Sunday, November 26, 2006

Damn Stove

I hate an electic stove. Just hate them.

Can't cook on the damned things, because I can't see the fire.

Naturally, I live in an all-electric house.

damn, damn, double-damn.

I want to cook some ham-beans. It's an easy recipe. You take a pound of dried white beans, either great northerns, baby limas, or big limas, and you boil them for ten minutes, then simmer them for three or four hours with chopped ham till tender. It's a recipe as old as the hills and people have been cooking ham beans since man learned to dry beans and smoke ham. It's folk food. Of course, it goes without saying that some spices help. Like onion and bell pepper and salt and black pepper. This ain't a recipe, it's a rant. Damned stove.

And over the years, I've cooked hundreds, ney, thousands of pounds of dried beans, and simmering is crucial. And I can't get this damned stove to simmer. It's either a rolling boil, or nothing. I've been fighting it for two hours now, and it may be getting ready to simmer. I'm not sure.

With a gas stove, I'd lean over and look at the flame, adjust it to a quarter inch and go to another project, secure in the knowledge that the beans would simmer. Not with this damned electric stove. It's got ten settings and none of them will give me a simmer. I get a rolling boil or nothing.

I've cooked ham beans on campouts, with camp stoves and on open fires. I've cooked them on gas stoves and big commercial galleys. Everywhere but on this sorry, non-adjusting, no flame, excuse for cooking, electric stove.

Its enought to make you throw your hat in the creek.

7 comments:

Anonymous said...

I think something like this might help? The link is just an example. I've seen similar types that probably work just as well?

Anonymous said...

I'll second the hate on the electric stoves. For the critical stuff, I'll break out the Coleman stove with the propane converter and cook on that. I cooked all my meals on a single burner propane stove (and a microwave) for well over a year on a single standard grill sized propane tank, so I've got that setup available if ever I have problems with my now all electric house.

For the beans, however, I've gotten downright lazy. I skip the soaking and i don't worry about hard water either, because I just do 'em in the pressure cooker.

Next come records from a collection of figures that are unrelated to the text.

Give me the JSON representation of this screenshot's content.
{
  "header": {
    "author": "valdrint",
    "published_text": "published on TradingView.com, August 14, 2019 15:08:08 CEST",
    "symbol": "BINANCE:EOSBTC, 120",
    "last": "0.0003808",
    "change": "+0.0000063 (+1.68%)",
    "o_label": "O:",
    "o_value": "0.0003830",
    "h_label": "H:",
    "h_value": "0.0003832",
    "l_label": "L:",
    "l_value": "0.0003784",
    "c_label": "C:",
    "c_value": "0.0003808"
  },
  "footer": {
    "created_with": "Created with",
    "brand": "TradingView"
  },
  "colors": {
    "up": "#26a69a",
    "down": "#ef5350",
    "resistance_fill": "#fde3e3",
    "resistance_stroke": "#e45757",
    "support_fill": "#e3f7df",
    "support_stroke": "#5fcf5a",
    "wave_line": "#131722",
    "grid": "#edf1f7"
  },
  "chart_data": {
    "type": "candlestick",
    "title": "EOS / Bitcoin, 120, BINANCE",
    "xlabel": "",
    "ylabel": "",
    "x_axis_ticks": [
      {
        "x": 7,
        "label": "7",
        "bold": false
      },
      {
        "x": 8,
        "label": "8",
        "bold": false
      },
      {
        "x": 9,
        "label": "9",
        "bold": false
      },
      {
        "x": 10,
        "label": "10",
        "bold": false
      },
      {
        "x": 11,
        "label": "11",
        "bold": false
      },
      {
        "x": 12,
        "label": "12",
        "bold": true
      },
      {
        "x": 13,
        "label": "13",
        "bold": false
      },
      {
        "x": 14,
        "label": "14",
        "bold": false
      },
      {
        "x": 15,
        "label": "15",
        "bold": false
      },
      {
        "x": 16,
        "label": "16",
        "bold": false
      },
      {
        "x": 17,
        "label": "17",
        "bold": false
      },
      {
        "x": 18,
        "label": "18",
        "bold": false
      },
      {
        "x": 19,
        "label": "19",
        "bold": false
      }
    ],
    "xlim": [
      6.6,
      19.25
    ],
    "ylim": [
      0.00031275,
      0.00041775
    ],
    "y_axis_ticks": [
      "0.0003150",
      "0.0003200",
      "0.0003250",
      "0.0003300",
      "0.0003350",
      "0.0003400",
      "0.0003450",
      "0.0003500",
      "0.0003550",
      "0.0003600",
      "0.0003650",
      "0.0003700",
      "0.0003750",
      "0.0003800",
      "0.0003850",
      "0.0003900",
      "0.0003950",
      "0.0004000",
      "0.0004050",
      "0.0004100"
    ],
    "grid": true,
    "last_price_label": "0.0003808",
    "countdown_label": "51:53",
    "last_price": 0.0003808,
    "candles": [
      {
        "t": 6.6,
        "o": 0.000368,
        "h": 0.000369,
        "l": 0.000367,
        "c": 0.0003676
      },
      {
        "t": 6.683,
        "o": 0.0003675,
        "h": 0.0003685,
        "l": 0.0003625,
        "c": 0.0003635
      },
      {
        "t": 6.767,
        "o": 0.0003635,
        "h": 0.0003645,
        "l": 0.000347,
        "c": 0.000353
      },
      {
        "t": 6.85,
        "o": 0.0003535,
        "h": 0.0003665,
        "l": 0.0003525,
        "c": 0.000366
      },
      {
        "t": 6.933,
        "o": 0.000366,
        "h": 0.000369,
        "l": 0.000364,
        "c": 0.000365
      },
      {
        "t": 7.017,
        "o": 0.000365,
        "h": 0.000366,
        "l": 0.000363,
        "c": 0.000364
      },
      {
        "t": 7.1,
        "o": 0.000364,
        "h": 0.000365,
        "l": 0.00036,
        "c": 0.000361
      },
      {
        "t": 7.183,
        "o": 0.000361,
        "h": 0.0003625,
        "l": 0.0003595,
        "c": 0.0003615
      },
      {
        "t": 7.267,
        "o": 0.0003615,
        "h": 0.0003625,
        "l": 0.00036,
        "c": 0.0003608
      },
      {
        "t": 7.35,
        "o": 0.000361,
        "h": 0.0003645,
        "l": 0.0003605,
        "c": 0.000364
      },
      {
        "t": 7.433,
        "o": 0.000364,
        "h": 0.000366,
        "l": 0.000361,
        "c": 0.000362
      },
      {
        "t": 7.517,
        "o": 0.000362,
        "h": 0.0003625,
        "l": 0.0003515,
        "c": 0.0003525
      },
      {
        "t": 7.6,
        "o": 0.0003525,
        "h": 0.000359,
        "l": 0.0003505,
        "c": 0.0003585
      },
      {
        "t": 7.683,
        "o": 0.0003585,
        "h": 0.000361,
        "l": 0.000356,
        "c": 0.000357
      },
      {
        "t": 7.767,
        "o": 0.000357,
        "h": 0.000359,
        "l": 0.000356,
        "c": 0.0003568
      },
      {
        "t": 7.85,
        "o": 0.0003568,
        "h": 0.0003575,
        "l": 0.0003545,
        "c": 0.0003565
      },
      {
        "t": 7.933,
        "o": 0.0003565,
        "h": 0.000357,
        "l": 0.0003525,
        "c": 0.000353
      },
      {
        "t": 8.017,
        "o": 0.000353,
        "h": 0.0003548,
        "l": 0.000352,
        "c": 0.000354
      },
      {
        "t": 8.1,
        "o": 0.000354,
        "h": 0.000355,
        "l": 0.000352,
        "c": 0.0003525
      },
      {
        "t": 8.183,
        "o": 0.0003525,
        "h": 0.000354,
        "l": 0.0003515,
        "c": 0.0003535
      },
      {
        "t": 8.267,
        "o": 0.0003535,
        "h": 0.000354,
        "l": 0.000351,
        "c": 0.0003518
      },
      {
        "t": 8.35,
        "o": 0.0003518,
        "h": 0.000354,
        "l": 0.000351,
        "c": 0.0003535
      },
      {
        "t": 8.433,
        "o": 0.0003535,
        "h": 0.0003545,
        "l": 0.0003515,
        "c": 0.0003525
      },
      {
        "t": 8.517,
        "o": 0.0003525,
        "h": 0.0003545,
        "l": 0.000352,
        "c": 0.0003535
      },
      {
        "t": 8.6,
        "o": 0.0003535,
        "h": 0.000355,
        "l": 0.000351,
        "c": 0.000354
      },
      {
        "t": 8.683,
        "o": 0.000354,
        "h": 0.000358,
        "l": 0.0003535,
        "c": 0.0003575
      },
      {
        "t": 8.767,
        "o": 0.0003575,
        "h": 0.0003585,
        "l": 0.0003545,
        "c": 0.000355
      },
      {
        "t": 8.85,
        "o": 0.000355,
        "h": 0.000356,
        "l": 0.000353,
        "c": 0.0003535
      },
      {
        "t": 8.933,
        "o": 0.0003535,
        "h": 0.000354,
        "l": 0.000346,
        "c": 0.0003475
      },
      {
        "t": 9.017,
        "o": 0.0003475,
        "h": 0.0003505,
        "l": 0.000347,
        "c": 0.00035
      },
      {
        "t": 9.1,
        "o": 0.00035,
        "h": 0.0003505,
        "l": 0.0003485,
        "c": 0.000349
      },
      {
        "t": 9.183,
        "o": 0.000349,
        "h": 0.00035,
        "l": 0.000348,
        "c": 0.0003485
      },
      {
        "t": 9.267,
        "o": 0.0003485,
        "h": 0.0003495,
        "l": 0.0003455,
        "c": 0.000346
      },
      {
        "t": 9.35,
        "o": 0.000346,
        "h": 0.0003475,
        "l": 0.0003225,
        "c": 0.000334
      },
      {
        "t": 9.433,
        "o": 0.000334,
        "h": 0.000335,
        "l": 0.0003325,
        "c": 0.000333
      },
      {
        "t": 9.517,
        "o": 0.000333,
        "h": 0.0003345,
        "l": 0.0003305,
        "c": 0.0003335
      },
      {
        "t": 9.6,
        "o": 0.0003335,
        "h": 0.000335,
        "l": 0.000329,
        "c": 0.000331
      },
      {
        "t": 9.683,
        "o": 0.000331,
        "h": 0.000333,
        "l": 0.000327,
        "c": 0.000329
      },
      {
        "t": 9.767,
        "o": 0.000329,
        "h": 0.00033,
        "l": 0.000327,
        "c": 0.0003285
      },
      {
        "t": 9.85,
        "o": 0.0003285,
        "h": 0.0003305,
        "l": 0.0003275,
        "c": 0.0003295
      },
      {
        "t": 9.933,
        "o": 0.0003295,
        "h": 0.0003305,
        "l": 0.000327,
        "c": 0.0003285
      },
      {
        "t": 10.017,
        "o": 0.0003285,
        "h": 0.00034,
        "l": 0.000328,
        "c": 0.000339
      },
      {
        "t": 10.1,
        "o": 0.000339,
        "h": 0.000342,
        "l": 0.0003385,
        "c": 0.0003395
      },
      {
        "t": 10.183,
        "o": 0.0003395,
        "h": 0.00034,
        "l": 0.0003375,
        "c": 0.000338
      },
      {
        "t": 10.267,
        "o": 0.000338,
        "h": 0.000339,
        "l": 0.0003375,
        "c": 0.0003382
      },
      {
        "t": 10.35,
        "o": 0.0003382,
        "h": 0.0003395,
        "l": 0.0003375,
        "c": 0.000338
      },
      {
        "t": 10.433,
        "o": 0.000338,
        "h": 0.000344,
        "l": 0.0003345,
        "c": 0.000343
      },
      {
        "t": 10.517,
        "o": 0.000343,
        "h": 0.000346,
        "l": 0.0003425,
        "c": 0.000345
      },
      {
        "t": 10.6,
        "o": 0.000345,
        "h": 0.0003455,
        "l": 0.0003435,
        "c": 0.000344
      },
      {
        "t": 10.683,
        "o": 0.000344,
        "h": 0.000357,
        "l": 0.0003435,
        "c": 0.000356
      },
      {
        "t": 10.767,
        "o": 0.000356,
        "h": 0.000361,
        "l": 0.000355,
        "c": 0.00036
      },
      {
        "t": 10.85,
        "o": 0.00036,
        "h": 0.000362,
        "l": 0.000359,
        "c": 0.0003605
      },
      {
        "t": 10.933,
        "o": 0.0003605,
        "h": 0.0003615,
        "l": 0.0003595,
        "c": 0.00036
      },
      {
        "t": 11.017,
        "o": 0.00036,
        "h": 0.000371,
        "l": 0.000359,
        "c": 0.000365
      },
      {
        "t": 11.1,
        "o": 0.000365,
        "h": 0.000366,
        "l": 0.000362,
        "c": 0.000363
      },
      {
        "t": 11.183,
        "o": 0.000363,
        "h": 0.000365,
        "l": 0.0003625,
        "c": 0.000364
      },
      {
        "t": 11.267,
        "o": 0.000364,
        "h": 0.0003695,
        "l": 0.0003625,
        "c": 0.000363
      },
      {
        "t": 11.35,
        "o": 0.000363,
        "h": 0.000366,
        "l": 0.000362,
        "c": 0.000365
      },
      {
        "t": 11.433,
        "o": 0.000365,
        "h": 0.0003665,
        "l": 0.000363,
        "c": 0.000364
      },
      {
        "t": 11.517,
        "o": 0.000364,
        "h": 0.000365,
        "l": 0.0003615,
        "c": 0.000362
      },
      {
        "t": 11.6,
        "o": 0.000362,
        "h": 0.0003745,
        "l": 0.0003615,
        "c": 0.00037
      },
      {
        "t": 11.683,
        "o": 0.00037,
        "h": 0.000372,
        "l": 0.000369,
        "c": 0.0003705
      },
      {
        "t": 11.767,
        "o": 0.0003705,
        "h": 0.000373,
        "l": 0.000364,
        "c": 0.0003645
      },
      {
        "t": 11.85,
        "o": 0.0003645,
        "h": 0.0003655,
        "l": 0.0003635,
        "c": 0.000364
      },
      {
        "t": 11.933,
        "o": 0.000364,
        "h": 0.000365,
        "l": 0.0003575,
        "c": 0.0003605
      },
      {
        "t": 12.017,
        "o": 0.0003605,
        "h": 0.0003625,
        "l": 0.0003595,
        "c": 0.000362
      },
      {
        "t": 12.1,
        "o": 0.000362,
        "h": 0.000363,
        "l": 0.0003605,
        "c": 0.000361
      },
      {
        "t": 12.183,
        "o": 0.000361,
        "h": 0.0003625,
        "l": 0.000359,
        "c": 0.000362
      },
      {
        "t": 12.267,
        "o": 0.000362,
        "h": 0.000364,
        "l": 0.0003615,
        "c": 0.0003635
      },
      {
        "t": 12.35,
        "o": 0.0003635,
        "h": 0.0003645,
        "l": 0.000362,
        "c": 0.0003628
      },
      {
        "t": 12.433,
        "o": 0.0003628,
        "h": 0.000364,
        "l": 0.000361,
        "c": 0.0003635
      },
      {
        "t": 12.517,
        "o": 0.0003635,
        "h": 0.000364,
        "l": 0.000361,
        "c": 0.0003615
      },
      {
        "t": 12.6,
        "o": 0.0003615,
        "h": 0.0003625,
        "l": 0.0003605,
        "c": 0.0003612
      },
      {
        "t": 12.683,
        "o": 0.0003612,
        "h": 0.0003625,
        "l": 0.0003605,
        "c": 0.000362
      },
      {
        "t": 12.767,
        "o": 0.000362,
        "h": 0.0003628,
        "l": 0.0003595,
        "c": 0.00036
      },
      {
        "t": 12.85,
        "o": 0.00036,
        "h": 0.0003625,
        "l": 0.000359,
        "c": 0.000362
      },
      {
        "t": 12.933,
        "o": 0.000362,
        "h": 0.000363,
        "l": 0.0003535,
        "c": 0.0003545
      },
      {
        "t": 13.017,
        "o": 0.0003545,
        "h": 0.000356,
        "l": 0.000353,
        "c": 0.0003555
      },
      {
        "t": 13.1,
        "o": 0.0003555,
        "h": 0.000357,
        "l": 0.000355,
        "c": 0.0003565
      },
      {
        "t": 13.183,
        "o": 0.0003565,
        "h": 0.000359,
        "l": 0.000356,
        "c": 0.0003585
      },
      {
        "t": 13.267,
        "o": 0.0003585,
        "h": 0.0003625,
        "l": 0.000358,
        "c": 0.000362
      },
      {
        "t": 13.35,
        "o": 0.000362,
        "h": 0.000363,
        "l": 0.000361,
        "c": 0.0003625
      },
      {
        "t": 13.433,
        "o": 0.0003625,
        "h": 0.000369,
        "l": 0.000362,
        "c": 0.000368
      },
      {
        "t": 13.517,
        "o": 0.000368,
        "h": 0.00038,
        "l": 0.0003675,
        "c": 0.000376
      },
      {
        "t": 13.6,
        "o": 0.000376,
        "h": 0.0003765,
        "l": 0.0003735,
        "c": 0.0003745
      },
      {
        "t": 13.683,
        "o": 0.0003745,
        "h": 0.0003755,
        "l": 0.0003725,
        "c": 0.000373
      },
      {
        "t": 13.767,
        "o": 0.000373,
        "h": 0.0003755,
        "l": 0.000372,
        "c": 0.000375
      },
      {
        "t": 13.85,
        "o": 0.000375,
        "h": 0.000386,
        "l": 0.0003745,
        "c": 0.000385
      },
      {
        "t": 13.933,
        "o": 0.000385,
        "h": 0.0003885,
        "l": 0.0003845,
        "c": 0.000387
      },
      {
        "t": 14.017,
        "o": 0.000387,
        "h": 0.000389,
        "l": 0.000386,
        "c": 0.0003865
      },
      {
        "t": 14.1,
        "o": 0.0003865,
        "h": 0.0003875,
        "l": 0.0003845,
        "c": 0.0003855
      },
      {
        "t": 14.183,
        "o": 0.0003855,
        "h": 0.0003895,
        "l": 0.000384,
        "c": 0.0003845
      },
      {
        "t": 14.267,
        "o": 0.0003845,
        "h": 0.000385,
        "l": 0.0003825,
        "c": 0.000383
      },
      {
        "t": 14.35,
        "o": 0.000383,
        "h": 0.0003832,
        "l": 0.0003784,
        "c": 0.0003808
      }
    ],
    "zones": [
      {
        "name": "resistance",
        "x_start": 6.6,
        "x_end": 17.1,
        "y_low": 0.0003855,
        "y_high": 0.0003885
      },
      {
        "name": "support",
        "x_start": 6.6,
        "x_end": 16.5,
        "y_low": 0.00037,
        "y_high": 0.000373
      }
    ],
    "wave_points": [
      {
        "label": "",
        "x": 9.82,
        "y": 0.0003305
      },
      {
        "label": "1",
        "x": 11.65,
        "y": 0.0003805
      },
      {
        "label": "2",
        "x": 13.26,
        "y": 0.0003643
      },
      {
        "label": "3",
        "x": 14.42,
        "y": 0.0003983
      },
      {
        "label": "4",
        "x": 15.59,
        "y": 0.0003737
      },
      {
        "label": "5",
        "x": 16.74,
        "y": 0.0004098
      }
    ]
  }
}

Most every kind of beans you want cook down to soft from the dried state in about 45 minutes.

Anonymous said...

The ideal stove is the socalled "Duel Fuel" stoves, where you have a gas(either natural or LPG) burners, and an eletric oven - you already know about the failings of eletric burners, but gas ovens aren't great either - they don't provide the precise temperature control that eletrics can with a thermocouple and microcontroller.

Anonymous said...

I've been looking at those types of stoves. Did not know they were called "duel fuel" I figured that the stove itself would burn for months from a standard propane bottle that I could store on the deck, and although I'm not so worried about keeping a constant temp in the oven, at least there, electric is not a drawback.

It is my understanding that most gas appliances will convert easily to propane with a simple reversal of some kind of regulator part. Plumbing for propane can't be that hard.

Anonymous said...

Well said, sir!

HollyB said...

I can give you a great big loud AMEN! I,too, hate cookin' on an electric stove top. I have a gas stove at home, but when I go visit my Mom and cook for her, I always take my Calphalon. It's the only way to comopensate for her electric cooktop. The anodized surface spreads the heat evenly throughout the cookware. She thinks I'm weird for brinking my own pots and skillets, but then I've always been the oddball in the fam.
If you can't put in a "dual fuel" stove, try some Calphalon. It's expensive, but look for it on sale, or in a garage sale, it's worth the price!
That's a good bean recipe, btw. I'd leave out the bell peppers, just cause I don't like them. Otherwise they sound yummy. I'll bring the cornbread.

Anonymous said...

If you plan to live in that house for many years, you need a stove top you like. Go visit your local Propane dealer. They might install it.